President Joe Biden has signed the Infrastructure Investment and Jobs Act, which means it’s time for Republicans who opposed the law to start coming out and claiming credit for funding it provides. Nineteen Senate Republicans and 13 House Republicans voted for the law. They can brag about its effects. The rest of them? Can keep their mouths shut.
First up in the shut-your-mouth crew: Rep. Gary Palmer of Alabama.

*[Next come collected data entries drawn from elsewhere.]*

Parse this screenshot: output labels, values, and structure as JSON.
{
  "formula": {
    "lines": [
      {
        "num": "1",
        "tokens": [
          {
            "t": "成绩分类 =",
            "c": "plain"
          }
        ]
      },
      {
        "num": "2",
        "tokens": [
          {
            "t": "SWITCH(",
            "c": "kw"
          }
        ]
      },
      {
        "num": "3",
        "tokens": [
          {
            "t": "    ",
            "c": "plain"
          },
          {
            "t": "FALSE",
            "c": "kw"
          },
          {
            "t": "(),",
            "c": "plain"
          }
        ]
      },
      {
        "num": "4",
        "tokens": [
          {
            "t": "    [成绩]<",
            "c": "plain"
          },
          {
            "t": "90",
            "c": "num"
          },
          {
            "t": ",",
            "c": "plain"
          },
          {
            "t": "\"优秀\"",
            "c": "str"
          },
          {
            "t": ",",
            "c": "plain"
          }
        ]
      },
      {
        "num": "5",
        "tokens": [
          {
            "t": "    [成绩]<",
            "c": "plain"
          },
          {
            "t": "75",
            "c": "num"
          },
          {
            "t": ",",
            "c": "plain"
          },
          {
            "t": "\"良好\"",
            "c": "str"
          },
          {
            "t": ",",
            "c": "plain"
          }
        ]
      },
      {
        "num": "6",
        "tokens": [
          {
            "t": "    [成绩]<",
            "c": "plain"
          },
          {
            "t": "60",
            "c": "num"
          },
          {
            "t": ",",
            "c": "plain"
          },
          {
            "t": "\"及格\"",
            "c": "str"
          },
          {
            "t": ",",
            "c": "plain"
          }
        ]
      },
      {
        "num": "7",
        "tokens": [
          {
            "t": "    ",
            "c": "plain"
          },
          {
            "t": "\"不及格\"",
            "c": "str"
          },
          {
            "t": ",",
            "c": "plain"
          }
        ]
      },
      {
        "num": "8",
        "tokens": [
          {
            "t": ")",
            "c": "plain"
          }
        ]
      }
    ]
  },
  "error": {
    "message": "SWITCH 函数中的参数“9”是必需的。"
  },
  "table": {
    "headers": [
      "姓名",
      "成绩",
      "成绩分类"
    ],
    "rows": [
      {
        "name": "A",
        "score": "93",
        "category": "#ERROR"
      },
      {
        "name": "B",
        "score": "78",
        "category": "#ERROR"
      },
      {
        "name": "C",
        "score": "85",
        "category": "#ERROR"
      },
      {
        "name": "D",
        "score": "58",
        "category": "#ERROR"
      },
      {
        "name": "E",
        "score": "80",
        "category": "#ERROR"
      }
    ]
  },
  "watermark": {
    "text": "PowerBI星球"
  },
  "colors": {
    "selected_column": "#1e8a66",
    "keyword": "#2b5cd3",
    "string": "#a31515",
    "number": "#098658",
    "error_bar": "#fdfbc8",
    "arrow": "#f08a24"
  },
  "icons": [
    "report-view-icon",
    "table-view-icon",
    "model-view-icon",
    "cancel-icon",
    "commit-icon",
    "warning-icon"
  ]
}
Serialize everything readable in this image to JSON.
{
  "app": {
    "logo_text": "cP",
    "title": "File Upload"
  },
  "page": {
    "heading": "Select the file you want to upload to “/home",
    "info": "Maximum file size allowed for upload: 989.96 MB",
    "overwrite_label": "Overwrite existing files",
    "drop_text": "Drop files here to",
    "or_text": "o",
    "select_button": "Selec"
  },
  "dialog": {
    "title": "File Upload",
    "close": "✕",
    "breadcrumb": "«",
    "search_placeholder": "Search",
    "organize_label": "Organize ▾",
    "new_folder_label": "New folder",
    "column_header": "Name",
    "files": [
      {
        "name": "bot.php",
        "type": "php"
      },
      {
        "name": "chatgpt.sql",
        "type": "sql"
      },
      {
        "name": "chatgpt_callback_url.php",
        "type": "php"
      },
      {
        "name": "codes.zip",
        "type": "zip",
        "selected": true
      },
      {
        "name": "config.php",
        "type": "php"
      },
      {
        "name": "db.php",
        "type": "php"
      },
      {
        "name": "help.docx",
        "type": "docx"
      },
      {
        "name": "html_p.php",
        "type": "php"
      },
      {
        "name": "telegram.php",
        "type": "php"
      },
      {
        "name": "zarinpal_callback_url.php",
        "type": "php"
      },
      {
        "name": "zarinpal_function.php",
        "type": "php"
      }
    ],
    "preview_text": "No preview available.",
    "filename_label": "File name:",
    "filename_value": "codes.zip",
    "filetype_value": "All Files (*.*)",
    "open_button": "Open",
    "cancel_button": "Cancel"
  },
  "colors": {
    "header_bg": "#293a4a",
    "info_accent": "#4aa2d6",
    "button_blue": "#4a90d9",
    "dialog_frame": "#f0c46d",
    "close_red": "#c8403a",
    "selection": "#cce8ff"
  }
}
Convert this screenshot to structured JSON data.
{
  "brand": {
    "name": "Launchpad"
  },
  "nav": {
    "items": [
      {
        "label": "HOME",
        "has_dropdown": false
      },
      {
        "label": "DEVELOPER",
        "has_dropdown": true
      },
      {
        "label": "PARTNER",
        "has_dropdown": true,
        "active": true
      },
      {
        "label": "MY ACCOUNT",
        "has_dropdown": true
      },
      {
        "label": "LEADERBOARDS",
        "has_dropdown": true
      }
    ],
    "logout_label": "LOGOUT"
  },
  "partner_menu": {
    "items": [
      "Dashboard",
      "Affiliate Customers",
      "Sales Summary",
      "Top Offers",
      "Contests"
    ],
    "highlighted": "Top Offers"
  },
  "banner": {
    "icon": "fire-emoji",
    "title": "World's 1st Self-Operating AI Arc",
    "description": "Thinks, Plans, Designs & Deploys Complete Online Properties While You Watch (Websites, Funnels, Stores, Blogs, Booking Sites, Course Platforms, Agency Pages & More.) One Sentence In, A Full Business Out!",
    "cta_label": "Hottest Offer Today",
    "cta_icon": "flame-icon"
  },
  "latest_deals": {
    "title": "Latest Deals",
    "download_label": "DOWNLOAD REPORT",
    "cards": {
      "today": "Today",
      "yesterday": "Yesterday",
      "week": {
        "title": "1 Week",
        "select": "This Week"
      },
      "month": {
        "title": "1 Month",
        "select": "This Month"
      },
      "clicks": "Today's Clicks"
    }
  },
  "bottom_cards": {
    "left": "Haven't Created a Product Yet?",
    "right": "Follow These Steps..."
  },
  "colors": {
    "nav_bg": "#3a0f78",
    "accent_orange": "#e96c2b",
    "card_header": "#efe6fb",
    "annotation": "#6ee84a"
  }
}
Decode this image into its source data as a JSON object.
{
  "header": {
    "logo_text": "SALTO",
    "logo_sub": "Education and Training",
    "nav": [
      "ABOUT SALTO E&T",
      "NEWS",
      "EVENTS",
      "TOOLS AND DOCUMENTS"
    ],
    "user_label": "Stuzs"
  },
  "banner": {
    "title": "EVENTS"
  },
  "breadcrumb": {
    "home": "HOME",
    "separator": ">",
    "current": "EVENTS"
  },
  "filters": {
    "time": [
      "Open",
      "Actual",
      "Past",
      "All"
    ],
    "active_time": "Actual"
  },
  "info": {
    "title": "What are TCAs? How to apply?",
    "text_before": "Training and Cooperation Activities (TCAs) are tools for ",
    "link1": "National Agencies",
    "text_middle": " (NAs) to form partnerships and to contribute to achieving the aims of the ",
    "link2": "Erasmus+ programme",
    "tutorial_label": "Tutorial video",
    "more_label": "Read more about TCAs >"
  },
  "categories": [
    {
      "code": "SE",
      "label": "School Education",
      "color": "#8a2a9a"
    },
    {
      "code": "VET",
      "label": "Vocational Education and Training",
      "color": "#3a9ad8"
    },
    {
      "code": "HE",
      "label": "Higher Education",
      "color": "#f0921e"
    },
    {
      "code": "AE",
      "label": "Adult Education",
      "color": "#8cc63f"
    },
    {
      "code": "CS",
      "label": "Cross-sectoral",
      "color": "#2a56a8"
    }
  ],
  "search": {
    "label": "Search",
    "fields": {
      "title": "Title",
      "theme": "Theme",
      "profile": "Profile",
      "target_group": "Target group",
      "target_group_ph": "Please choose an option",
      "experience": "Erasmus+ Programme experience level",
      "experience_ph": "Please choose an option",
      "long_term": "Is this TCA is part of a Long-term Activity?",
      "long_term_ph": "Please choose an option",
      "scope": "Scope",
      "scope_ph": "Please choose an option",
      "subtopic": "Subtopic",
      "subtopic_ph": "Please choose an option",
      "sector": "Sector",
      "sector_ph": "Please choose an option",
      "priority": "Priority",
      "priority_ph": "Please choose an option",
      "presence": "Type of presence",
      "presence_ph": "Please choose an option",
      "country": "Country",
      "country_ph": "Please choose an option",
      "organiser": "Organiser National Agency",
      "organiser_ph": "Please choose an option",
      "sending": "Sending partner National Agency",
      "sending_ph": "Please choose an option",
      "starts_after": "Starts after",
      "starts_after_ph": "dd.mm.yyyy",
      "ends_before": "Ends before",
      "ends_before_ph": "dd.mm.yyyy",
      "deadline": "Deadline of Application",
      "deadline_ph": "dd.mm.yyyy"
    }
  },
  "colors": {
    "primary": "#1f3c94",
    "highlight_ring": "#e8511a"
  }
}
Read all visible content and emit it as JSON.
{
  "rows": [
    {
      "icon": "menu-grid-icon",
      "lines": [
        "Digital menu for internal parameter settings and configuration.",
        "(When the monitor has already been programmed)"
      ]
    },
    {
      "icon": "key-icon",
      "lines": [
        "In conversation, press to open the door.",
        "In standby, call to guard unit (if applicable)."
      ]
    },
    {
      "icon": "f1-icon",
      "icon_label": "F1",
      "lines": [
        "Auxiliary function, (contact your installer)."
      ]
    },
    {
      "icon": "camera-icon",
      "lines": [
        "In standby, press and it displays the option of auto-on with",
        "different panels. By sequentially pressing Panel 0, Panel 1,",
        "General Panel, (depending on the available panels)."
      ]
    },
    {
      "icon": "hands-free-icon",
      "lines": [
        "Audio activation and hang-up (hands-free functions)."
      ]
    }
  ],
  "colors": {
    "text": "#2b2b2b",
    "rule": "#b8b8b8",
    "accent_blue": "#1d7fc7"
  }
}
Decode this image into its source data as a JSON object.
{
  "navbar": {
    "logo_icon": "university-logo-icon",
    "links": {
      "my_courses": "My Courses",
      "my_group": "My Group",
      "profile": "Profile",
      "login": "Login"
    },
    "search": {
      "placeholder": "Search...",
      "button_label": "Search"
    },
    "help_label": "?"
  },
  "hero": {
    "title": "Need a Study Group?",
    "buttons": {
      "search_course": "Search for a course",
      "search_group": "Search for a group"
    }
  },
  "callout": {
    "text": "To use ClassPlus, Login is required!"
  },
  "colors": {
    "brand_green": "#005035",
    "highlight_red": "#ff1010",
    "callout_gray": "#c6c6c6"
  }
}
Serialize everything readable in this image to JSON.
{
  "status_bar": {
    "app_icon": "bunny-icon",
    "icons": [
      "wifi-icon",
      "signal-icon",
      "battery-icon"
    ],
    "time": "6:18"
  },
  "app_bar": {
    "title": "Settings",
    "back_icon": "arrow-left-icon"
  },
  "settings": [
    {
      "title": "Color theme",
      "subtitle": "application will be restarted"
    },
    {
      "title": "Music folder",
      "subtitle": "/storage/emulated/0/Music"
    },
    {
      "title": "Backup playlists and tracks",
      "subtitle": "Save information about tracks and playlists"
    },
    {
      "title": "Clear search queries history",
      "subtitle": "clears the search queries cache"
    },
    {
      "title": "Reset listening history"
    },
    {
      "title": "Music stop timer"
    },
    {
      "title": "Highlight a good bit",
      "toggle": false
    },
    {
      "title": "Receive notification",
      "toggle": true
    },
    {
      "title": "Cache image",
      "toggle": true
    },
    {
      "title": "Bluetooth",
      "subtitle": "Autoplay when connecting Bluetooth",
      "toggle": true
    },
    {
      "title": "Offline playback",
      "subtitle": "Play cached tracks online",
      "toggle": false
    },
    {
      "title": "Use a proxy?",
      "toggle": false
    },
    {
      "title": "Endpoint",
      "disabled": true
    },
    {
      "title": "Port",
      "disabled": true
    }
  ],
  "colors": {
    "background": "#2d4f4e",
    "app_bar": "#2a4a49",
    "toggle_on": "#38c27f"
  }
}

On Nov. 6 in a statement “on passage of Democrat infrastructure bill,” Palmer said: “Our economy is struggling, and our national debt already presents a serious national security threat, but the Democrats have shown they are willing to recklessly push through a bill that costs over a trillion dollars with only about 10 percent going to roads and bridges. I fully support funding for infrastructure that is focused on national priorities rather than wasting hundreds of billions of dollars on a Green New Deal wish list and programs under the guise of human infrastructure that simply expand government control of our lives.”
As if roads and bridges are the only infrastructure.
He concluded: “At least the bill includes legislation which I introduced with Rep. David Trone (D-MD) that includes funding for the Birmingham Northern Beltline.”
Nine days later, on Nov. 15, Palmer followed up on that point, touting the benefits of funding the Northern Beltline, a six-lane highway to connect some of the interstate highways that go through Birmingham. That funding “has consistently been one of my top priorities,” said Palmer, who voted against the bill that included that funding. Nine days after railing against the passage of things he didn’t consider “national priorities,” he was all about one 52-mile stretch of road around one city.
“The Appalachian Regional Commission has noted the completion will have an annual economic impact exceeding $2 billion in 10 years and has the potential to create 14,000 jobs,” Palmer continued, talking about economic impact and jobs he voted against.
“This is the opportunity we have been working for as a region and a state,” he said, still having voted against the funding he was raving about.
A spokeswoman defended Palmer against completely accurate charges of hypocrisy by saying he would have voted for it as a stand-alone bill, but wasteful spending blah blah blah. Yeah. Palmer would have voted for his priority if he could have voted for just that—but how many other people would have voted for Palmer’s priority if he wasn’t going to vote for theirs? Just think, instead of getting a majority of members of Congress to vote to pass an infrastructure bill that funds a bunch of different things, Congress could have held votes on a couple hundred stand-alone bills, each of which would have gotten support from the handful of lawmakers whose districts would benefit. Nothing would have passed, but it would have been so pure! Truly the Republican way: Get nothing done, but be able to say that at least you didn’t do anything about climate change.
If you want a look into the future on Republicans claiming credit for programs in the infrastructure bill as its funding goes out, just consider a statement from Arizona Gov. Doug Ducey on the same day that Palmer was celebrating the Northern Beltline funding he voted against. Ducey announced $100 million in high-speed broadband investments—with that funding coming from the American Rescue Plan. While Ducey is a governor rather than a member of Congress, and therefore didn’t have a vote on that law, every single Republican in Congress opposed it. It’s pretty safe to say that Doug Ducey would have opposed it, too. But that isn’t stopping him from touting its major investment in rural broadband.
Ducey joins a long list of Republicans who’ve touted the benefits of the American Rescue Plan, which got zero Republican votes. Palmer is at the head of what will no doubt become a long list of Republicans who voted against the Infrastructure Investment and Jobs Act and went on to cheer for money it brought to their districts. Republicans gonna Republican.